Areva avait d’abord assigné Greenpeace en référé pour faire supprimer le logo en question du site Internet, puis, au fond, pour obtenir la condamnation de l’association au titre d’actes de contrefaçon de marque et d’actes fautifs consistant prétendument dans la dévalorisation de l’image de ces marques.
Alors qu’en référé le Président du Tribunal de Grande Instance de Paris avait débouté Areva de ses demandes en considérant que Greenpeace n’avait fait qu’user de sa liberté d’expression, la Cour d’appel de Paris, au fond, avait condamné l’association, à la fois sur le fondement de l’atteinte aux marques d’Areva pour reproduction par imitation, ainsi que sur celui de l’abus de la liberté d’expression.

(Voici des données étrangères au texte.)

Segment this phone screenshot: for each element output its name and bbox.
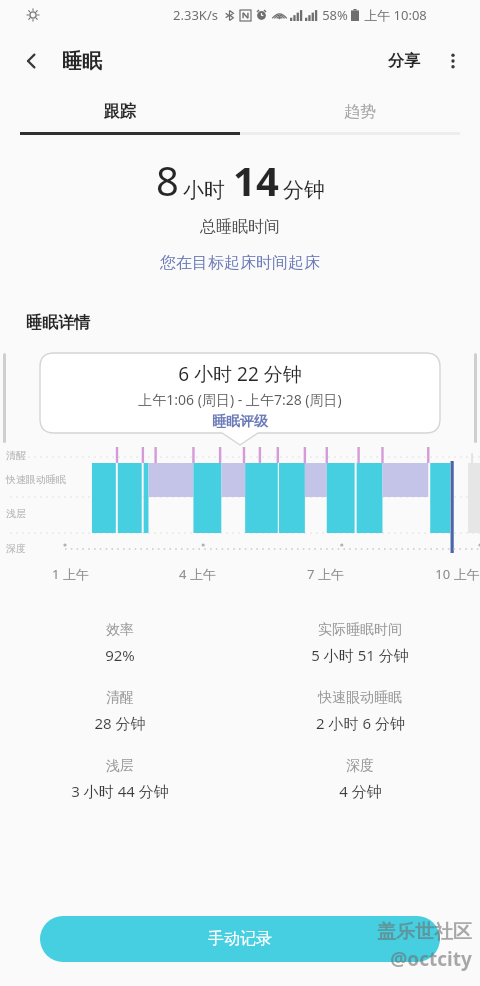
staticText: 5 小时 51 分钟 <box>311 645 409 665</box>
staticText: 效率 <box>106 621 134 639</box>
staticText: 58% <box>322 6 348 24</box>
staticText: 小时 <box>183 177 225 203</box>
staticText: 盖乐世社区 <box>377 920 472 944</box>
staticText: 4 上午 <box>179 565 216 583</box>
staticText: 7 上午 <box>307 565 344 583</box>
staticText: 清醒 <box>106 689 134 707</box>
staticText: 分享 <box>388 51 420 71</box>
staticText: 2.33K/s <box>173 6 218 24</box>
button[interactable]: 跟踪 <box>0 92 240 132</box>
staticText: 睡眠评级 <box>212 413 268 431</box>
staticText: 跟踪 <box>104 102 136 122</box>
staticText: 总睡眠时间 <box>200 217 280 237</box>
staticText: 8 <box>156 153 179 207</box>
staticText: 上午 10:08 <box>364 6 427 24</box>
staticText: 趋势 <box>344 102 376 122</box>
staticText: 睡眠 <box>62 49 102 74</box>
staticText: 浅层 <box>106 757 134 775</box>
staticText: 睡眠详情 <box>26 313 90 333</box>
staticText: 快速眼动睡眠 <box>6 473 66 486</box>
staticText: 4 分钟 <box>339 781 382 801</box>
staticText: 手动记录 <box>208 929 272 949</box>
staticText: 10 上午 <box>435 565 480 583</box>
staticText: 3 小时 44 分钟 <box>71 781 169 801</box>
button[interactable]: 分享 <box>378 41 430 81</box>
button[interactable]: 手动记录 <box>40 916 440 962</box>
staticText: 浅层 <box>6 507 26 520</box>
staticText: 6 小时 22 分钟 <box>178 361 302 387</box>
button[interactable]: More options <box>430 38 476 84</box>
staticText: 28 分钟 <box>94 713 146 733</box>
staticText: 您在目标起床时间起床 <box>160 253 320 273</box>
staticText: 实际睡眠时间 <box>318 621 402 639</box>
staticText: 14 <box>233 153 279 207</box>
staticText: 2 小时 6 分钟 <box>316 713 405 733</box>
staticText: @octcity <box>390 946 472 972</box>
button[interactable]: 6 小时 22 分钟 <box>40 353 440 431</box>
staticText: 快速眼动睡眠 <box>318 689 402 707</box>
button[interactable]: 趋势 <box>240 92 480 132</box>
button[interactable]: Back <box>8 37 56 85</box>
staticText: 分钟 <box>283 177 325 203</box>
staticText: 1 上午 <box>52 565 89 583</box>
staticText: 深度 <box>346 757 374 775</box>
staticText: 上午1:06 (周日) - 上午7:28 (周日) <box>138 390 342 409</box>
staticText: 深度 <box>6 542 26 555</box>
staticText: 清醒 <box>6 449 26 462</box>
staticText: 92% <box>105 645 135 665</box>
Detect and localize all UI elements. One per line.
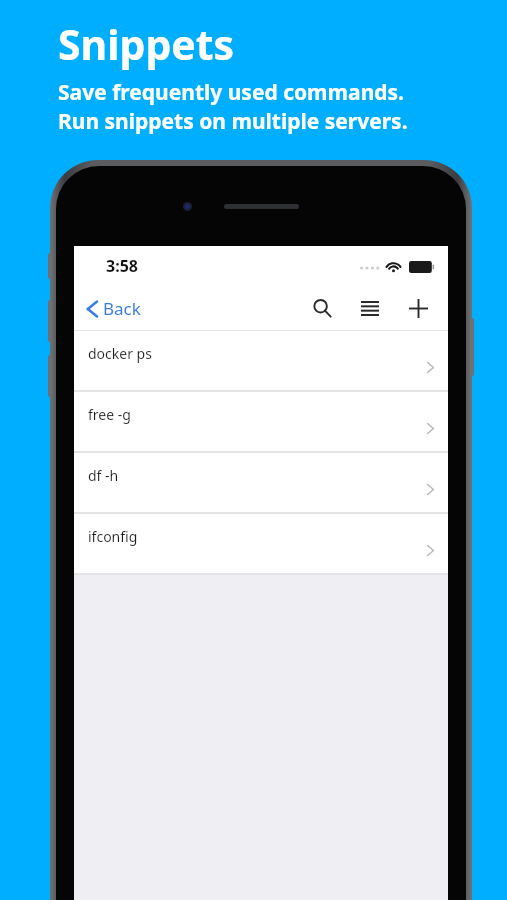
staticText: Run snippets on multiple servers.: [58, 107, 408, 136]
button[interactable]: Back: [82, 291, 145, 326]
button[interactable]: List: [352, 290, 388, 326]
staticText: free -g: [88, 405, 131, 424]
staticText: docker ps: [88, 344, 152, 363]
button[interactable]: ifconfig: [74, 514, 448, 575]
staticText: Snippets: [58, 16, 235, 72]
staticText: Save frequently used commands.: [58, 78, 405, 107]
button[interactable]: Search: [304, 290, 340, 326]
button[interactable]: Add: [400, 290, 436, 326]
button[interactable]: free -g: [74, 392, 448, 453]
staticText: ifconfig: [88, 527, 138, 546]
button[interactable]: df -h: [74, 453, 448, 514]
staticText: df -h: [88, 466, 119, 485]
staticText: Back: [103, 297, 141, 320]
staticText: 3:58: [106, 255, 138, 277]
button[interactable]: docker ps: [74, 331, 448, 392]
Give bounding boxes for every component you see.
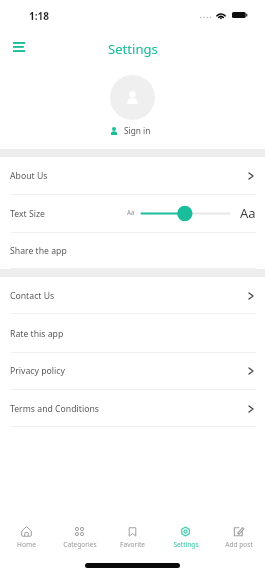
staticText: Categories (63, 540, 97, 549)
staticText: Rate this app (10, 328, 64, 340)
staticText: Favorite (120, 540, 145, 549)
staticText: Privacy policy (10, 365, 65, 377)
staticText: Add post (225, 540, 253, 549)
staticText: Terms and Conditions (10, 403, 99, 415)
button[interactable]: Categories (53, 524, 106, 551)
button[interactable]: Text size slider (140, 205, 230, 222)
button[interactable]: Menu (9, 38, 29, 58)
button[interactable]: Share the app (0, 233, 265, 269)
staticText: About Us (10, 170, 48, 182)
button[interactable]: Settings (159, 524, 212, 551)
staticText: Settings (108, 40, 158, 58)
button[interactable]: Sign in (106, 123, 155, 138)
button[interactable]: Rate this app (0, 315, 265, 353)
staticText: Home (17, 540, 36, 549)
staticText: 1:18 (29, 9, 49, 23)
button[interactable]: Terms and Conditions (0, 390, 265, 427)
staticText: Sign in (124, 125, 151, 136)
staticText: Aa (240, 204, 256, 222)
staticText: Share the app (10, 245, 67, 257)
button[interactable]: Contact Us (0, 277, 265, 314)
button[interactable]: Privacy policy (0, 352, 265, 390)
button[interactable]: Favorite (106, 524, 159, 551)
staticText: Settings (173, 540, 199, 549)
staticText: Aa (127, 208, 135, 216)
button[interactable]: Add post (212, 524, 265, 551)
staticText: Contact Us (10, 290, 55, 302)
button[interactable]: About Us (0, 157, 265, 195)
staticText: Text Size (10, 208, 45, 220)
button[interactable]: Home (0, 524, 53, 551)
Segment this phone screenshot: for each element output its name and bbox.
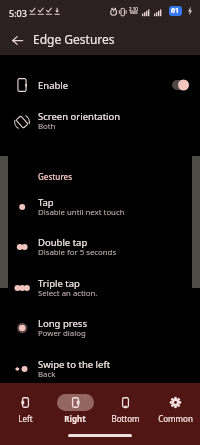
staticText: Disable for 5 seconds — [38, 247, 117, 258]
staticText: 2.10 — [129, 6, 138, 12]
staticText: Left — [18, 413, 33, 424]
staticText: Select an action. — [38, 288, 98, 299]
staticText: Tap — [38, 196, 54, 209]
staticText: Power dialog — [38, 328, 86, 339]
staticText: Both — [38, 121, 56, 132]
staticText: Long press — [38, 317, 87, 330]
button[interactable]: Swipe to the left — [0, 349, 200, 390]
staticText: Right — [64, 413, 86, 424]
staticText: Enable — [38, 79, 69, 92]
button[interactable]: Navigate up — [4, 27, 30, 53]
staticText: Disable until next touch — [38, 207, 125, 218]
button[interactable]: Double tap — [0, 227, 200, 268]
button[interactable]: Triple tap — [0, 268, 200, 309]
staticText: Screen orientation — [38, 110, 121, 123]
staticText: Gestures — [38, 171, 73, 182]
staticText: Bottom — [111, 413, 140, 424]
staticText: Back — [38, 369, 56, 380]
button[interactable]: Bottom — [100, 388, 150, 424]
button[interactable]: Enable — [0, 67, 200, 103]
staticText: Triple tap — [38, 277, 80, 290]
staticText: MB/S — [130, 11, 138, 15]
button[interactable]: Tap — [0, 187, 200, 228]
staticText: 5:03 — [9, 7, 27, 19]
staticText: 61 — [171, 6, 180, 16]
button[interactable]: Common — [150, 388, 200, 424]
staticText: Edge Gestures — [33, 31, 115, 47]
staticText: Common — [158, 413, 193, 424]
button[interactable]: Screen orientation — [0, 104, 200, 140]
staticText: Double tap — [38, 236, 88, 249]
button[interactable]: Left — [0, 388, 50, 424]
staticText: Swipe to the left — [38, 358, 111, 371]
button[interactable]: Enable toggle — [168, 67, 200, 103]
button[interactable]: Long press — [0, 308, 200, 349]
button[interactable]: Right — [50, 388, 100, 424]
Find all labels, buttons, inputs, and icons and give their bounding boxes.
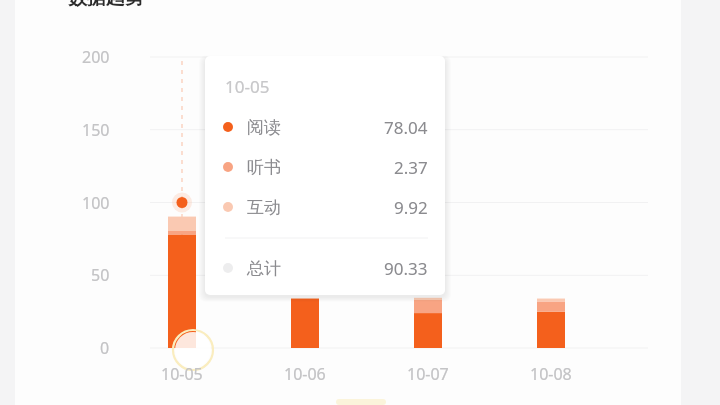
- button[interactable]: Data trend stacked bar chart, 10-05 sele…: [0, 0, 720, 405]
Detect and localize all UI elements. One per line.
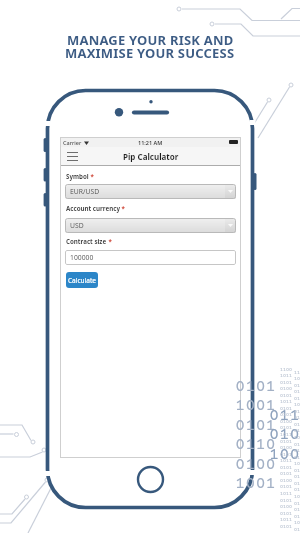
staticText: EUR/USD bbox=[70, 187, 100, 196]
staticText: * bbox=[107, 237, 112, 245]
staticText: * bbox=[120, 204, 125, 212]
staticText: 100000 bbox=[70, 253, 94, 262]
staticText: 0100 bbox=[294, 507, 300, 513]
staticText: MAXIMISE YOUR SUCCESS bbox=[65, 44, 235, 62]
staticText: MANAGE YOUR RISK AND bbox=[67, 31, 234, 49]
staticText: 0100 bbox=[280, 445, 292, 451]
staticText: 0100 bbox=[280, 504, 292, 510]
staticText: Calculate bbox=[68, 276, 96, 285]
staticText: 1011 bbox=[294, 376, 300, 382]
staticText: 1001 bbox=[269, 446, 300, 465]
staticText: 0101 bbox=[294, 455, 300, 461]
staticText: 1011 bbox=[280, 517, 292, 523]
staticText: 0101 bbox=[294, 396, 300, 402]
staticText: 0101 bbox=[280, 393, 292, 399]
staticText: 0101 bbox=[280, 439, 292, 445]
staticText: 0110 bbox=[235, 436, 276, 455]
staticText: 0100 bbox=[280, 386, 292, 392]
staticText: 0100 bbox=[280, 419, 292, 425]
staticText: Pip Calculator bbox=[123, 151, 179, 162]
staticText: 0101 bbox=[294, 501, 300, 507]
staticText: 0101 bbox=[280, 465, 292, 471]
staticText: * bbox=[89, 172, 94, 180]
button[interactable] bbox=[67, 152, 78, 161]
staticText: 1001 bbox=[235, 397, 276, 416]
staticText: 0101 bbox=[280, 471, 292, 477]
staticText: 0101 bbox=[294, 383, 300, 389]
staticText: 0101 bbox=[294, 428, 300, 434]
staticText: 1011 bbox=[294, 494, 300, 500]
staticText: USD bbox=[70, 221, 84, 230]
staticText: 0100 bbox=[294, 448, 300, 454]
staticText: 0100 bbox=[269, 426, 300, 445]
staticText: 0101 bbox=[294, 474, 300, 480]
staticText: 0101 bbox=[235, 417, 276, 436]
button[interactable]: USD bbox=[65, 218, 236, 233]
staticText: 1100 bbox=[294, 370, 300, 376]
staticText: 0101 bbox=[294, 442, 300, 448]
staticText: 0101 bbox=[294, 409, 300, 415]
staticText: 0100 bbox=[294, 481, 300, 487]
staticText: 0101 bbox=[294, 487, 300, 493]
staticText: 0101 bbox=[294, 514, 300, 520]
staticText: 0101 bbox=[294, 527, 300, 533]
staticText: 1011 bbox=[280, 373, 292, 379]
staticText: 1011 bbox=[280, 432, 292, 438]
staticText: 1011 bbox=[294, 520, 300, 526]
staticText: 0101 bbox=[235, 378, 276, 397]
staticText: 0101 bbox=[280, 524, 292, 530]
staticText: 1011 bbox=[280, 399, 292, 405]
staticText: Symbol bbox=[66, 172, 89, 180]
staticText: Contract size bbox=[66, 237, 107, 245]
staticText: 0101 bbox=[280, 380, 292, 386]
staticText: 0101 bbox=[294, 468, 300, 474]
staticText: 0101 bbox=[280, 498, 292, 504]
staticText: 0100 bbox=[294, 389, 300, 395]
staticText: 0100 bbox=[280, 478, 292, 484]
staticText: 0101 bbox=[280, 484, 292, 490]
staticText: 0101 bbox=[280, 425, 292, 431]
staticText: 0110 bbox=[269, 407, 300, 426]
staticText: 1011 bbox=[294, 461, 300, 467]
staticText: 0101 bbox=[280, 452, 292, 458]
staticText: 0101 bbox=[280, 406, 292, 412]
button[interactable]: EUR/USD bbox=[65, 184, 236, 199]
staticText: 1001 bbox=[235, 475, 276, 494]
staticText: 1100 bbox=[280, 367, 292, 373]
button[interactable]: Calculate bbox=[66, 272, 98, 288]
staticText: 1011 bbox=[280, 491, 292, 497]
staticText: 0101 bbox=[280, 511, 292, 517]
staticText: Carrier bbox=[63, 139, 82, 146]
staticText: 0101 bbox=[294, 415, 300, 421]
staticText: 0100 bbox=[235, 456, 276, 475]
staticText: 1011 bbox=[280, 458, 292, 464]
staticText: 11:21 AM bbox=[138, 139, 163, 146]
staticText: 0101 bbox=[280, 412, 292, 418]
staticText: 0100 bbox=[294, 422, 300, 428]
staticText: 1011 bbox=[294, 435, 300, 441]
button[interactable]: 100000 bbox=[65, 250, 236, 265]
staticText: Account currency bbox=[66, 204, 120, 212]
staticText: 1011 bbox=[294, 402, 300, 408]
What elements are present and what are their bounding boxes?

Greenpeace avait formé un pourvoi en cassation à l’encontre de cette décision. La question de la contrefaçon de marque ne se posait pas devant la Cour de cassation. En effet, Greenpeace critiquait la décision des juges du fond uniquement en ce qui concerne le second grief, celui du dénigrement et de l’éventuel exercice de la liberté d’expression.
Ainsi, elle reprochait en premier lieu à la Cour d’appel d’avoir utilisé un fondement erroné en retenant un acte fautif au titre de l’article 1382 du Code civil, alors que, selon elle, les faits relevaient en réalité de la loi sur la presse de 1881 et plus particulièrement des dispositions relatives à la diffamation. Selon le pouvoi, « l’action qui vise l’atteinte à la réputation d’une société par l’utilisation de la marque et de son image a pour effet de la soumettre aux conditions dérogatoires du droit de la presse de la loi du 29 juillet 1881 ».
Cependant, la Cour de cassation a refusé de suivre Greenpeace dans ce raisonnement. Elle a considéré que la Cour d’appel avait exactement retenu « que les actes reprochés (…) par l’utilisation litigieuse [des marques d’Areva] ne visaient pas la société mais les marques déposées par elle et en conséquence les produits ou services qu’elles servent à distinguer ». En d’autres termes, point d’atteinte à l’honneur de la société en l’espèce, mais uniquement une atteinte aux activités de la société. De la sorte, les dispositions relatives à la diffamation n’étaient pas applicables.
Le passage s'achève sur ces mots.